A few days later I was invited to speak to a group of medical professionals about the unique challenges facing Orthodox Parkinson's patients in Israel. I arrived early and was told to wait in the secretary’s office until the meeting began. I nodded at the secretary as I entered her domain, but she was too engrossed in what she was reading to acknowledge my presence.

By her obviously dyed auburn hair, long, red nails, dark plaid pants and sweater, I assumed the book on her lap was either a novel or a woman’s magazine (not Binah). After a few minutes of completely ignoring my presence (How rude! Doesn’t she see that I – capital I – had arrived?!) she looked up from her book, smiled warmly at me,  and, in a loud voice began reciting the tefillah for cholim that is said at the conclusion of Tehillim, followed by a long list of names. When I responded “Amen,” she stood up, kissed the sefer Tehillim and gently placed it back on the shelf behind her.

“Sorry that I wasn’t able to greet you properly.” She was apologizing to me! After how I'd judged her! “I like to take advantage of my break to pray for the doctor’s patients.” I was feeling smaller by the moment (Forget the capital I. Now I wasn’t even a dot!).

I’m not about to propose that clothes are not important. Proper dress is informed by halachah. How we dress is a fundamental statement to the people around us, and to ourselves, of where we align ourselves, of our basic belief system, of who we aspire to be. But it’s not the only thing.

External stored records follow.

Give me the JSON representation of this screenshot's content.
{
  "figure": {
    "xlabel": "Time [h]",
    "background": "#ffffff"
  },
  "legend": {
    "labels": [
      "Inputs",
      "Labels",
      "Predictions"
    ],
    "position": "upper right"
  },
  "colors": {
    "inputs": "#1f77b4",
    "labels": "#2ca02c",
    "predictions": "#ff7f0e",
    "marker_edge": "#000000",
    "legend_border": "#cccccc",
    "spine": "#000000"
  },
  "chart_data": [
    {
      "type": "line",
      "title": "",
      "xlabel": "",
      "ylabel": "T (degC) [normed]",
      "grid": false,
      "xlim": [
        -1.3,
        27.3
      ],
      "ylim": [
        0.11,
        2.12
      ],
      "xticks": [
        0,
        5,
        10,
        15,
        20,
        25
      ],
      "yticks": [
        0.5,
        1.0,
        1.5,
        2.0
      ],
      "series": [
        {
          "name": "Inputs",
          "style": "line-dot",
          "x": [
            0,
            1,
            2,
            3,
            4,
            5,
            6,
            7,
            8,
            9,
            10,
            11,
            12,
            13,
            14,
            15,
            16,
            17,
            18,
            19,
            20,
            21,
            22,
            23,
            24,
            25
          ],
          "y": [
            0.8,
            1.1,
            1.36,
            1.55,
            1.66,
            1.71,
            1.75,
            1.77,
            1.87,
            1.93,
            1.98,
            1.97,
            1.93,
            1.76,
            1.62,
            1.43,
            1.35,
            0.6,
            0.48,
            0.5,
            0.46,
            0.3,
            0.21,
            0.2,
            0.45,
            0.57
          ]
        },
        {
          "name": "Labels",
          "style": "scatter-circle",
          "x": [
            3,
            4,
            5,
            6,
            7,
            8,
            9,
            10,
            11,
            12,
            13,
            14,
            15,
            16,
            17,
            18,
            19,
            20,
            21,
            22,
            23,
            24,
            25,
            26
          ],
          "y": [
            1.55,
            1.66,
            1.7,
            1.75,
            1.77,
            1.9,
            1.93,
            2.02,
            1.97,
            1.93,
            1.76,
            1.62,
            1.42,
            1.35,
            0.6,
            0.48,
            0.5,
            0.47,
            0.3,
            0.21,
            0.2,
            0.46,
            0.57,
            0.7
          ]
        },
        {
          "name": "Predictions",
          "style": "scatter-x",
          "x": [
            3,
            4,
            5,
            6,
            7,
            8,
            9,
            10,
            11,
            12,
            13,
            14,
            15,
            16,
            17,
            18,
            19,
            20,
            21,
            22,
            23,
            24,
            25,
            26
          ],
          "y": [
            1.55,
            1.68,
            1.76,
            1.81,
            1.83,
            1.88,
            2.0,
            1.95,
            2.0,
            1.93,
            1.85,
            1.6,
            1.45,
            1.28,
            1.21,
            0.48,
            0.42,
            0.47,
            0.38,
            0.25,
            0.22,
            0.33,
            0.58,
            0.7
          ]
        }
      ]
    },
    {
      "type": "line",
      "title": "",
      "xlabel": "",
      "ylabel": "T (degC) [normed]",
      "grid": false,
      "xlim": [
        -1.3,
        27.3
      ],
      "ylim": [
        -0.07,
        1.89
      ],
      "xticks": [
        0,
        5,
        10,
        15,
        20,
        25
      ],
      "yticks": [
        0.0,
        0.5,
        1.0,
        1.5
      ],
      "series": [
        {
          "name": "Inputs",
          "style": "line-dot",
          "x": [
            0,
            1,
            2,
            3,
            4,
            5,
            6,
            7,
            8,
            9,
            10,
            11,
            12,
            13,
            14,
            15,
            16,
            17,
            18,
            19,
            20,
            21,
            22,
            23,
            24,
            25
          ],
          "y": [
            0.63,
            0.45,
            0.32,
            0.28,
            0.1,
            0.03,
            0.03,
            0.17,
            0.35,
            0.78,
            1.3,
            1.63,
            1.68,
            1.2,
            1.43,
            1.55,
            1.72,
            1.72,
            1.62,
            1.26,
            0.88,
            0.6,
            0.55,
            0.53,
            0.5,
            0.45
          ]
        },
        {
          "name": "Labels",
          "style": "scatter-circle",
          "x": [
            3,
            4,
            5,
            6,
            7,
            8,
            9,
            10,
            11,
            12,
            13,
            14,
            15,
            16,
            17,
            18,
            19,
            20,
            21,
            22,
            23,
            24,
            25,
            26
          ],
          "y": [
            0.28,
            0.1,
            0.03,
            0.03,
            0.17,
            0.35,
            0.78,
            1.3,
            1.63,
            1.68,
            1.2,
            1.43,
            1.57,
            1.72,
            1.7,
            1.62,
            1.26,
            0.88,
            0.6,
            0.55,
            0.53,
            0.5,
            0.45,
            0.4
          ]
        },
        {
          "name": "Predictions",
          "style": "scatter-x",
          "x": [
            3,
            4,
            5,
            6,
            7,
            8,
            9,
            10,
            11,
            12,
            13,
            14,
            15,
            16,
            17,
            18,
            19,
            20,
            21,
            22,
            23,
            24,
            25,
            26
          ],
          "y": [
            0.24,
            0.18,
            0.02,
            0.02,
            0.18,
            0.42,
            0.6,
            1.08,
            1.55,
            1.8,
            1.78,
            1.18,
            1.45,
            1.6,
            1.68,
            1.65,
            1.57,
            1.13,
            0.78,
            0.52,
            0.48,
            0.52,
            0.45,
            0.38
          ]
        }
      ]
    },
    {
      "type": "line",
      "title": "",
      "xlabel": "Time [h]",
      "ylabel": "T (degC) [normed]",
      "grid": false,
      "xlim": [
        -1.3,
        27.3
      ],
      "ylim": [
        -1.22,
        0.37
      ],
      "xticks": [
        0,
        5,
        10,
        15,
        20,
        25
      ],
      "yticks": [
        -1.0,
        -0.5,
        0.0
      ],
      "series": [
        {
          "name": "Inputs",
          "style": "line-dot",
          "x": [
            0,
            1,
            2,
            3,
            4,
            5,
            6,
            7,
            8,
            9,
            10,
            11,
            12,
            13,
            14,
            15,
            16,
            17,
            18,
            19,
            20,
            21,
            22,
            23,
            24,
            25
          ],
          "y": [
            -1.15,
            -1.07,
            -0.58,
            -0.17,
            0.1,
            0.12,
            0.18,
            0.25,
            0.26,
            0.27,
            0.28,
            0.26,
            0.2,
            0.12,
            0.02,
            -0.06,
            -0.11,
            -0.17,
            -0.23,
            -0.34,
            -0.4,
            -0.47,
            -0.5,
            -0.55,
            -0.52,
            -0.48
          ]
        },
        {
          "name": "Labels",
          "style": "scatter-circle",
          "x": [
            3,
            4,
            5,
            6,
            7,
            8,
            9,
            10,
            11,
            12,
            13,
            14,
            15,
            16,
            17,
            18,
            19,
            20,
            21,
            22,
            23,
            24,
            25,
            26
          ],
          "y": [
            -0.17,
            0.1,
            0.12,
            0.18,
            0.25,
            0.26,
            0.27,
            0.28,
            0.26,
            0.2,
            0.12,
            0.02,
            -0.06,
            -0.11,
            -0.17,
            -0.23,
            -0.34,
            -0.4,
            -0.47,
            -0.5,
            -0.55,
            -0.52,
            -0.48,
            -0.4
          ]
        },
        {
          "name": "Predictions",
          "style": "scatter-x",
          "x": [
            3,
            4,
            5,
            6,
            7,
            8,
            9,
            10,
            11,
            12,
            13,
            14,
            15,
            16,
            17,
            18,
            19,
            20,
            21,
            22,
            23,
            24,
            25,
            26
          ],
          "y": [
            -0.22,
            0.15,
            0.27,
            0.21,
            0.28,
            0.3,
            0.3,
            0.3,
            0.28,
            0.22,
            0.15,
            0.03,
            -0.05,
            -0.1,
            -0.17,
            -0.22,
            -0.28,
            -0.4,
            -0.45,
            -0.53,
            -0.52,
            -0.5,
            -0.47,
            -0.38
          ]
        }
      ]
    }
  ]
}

I’m over sixty (gulp. Actually, last Shabbos my grandchildren were discussing my age. One was positive that I’m “at least a thousand years old,” while the other was sure I must be over 90), and by now I really should know that we can’t judge a book by its cover (oh, I HATE clichés!). But I’m human, and I usually do.

I know this is the wrong season to talk about how Chazal compare a pomegranate bursting with seeds to the simple man-on-the-street Jew, overflowing with love of Hashem and His mitzvos. But although I’m considered a senior citizen, I still have a lot to learn. And one thing I have to remember is that first impressions are just that; that I need to be open to look beyond the mask, to find the golden seeds within the pomegranate, even when (or perhaps I should write, “especially when”) that mask is my own.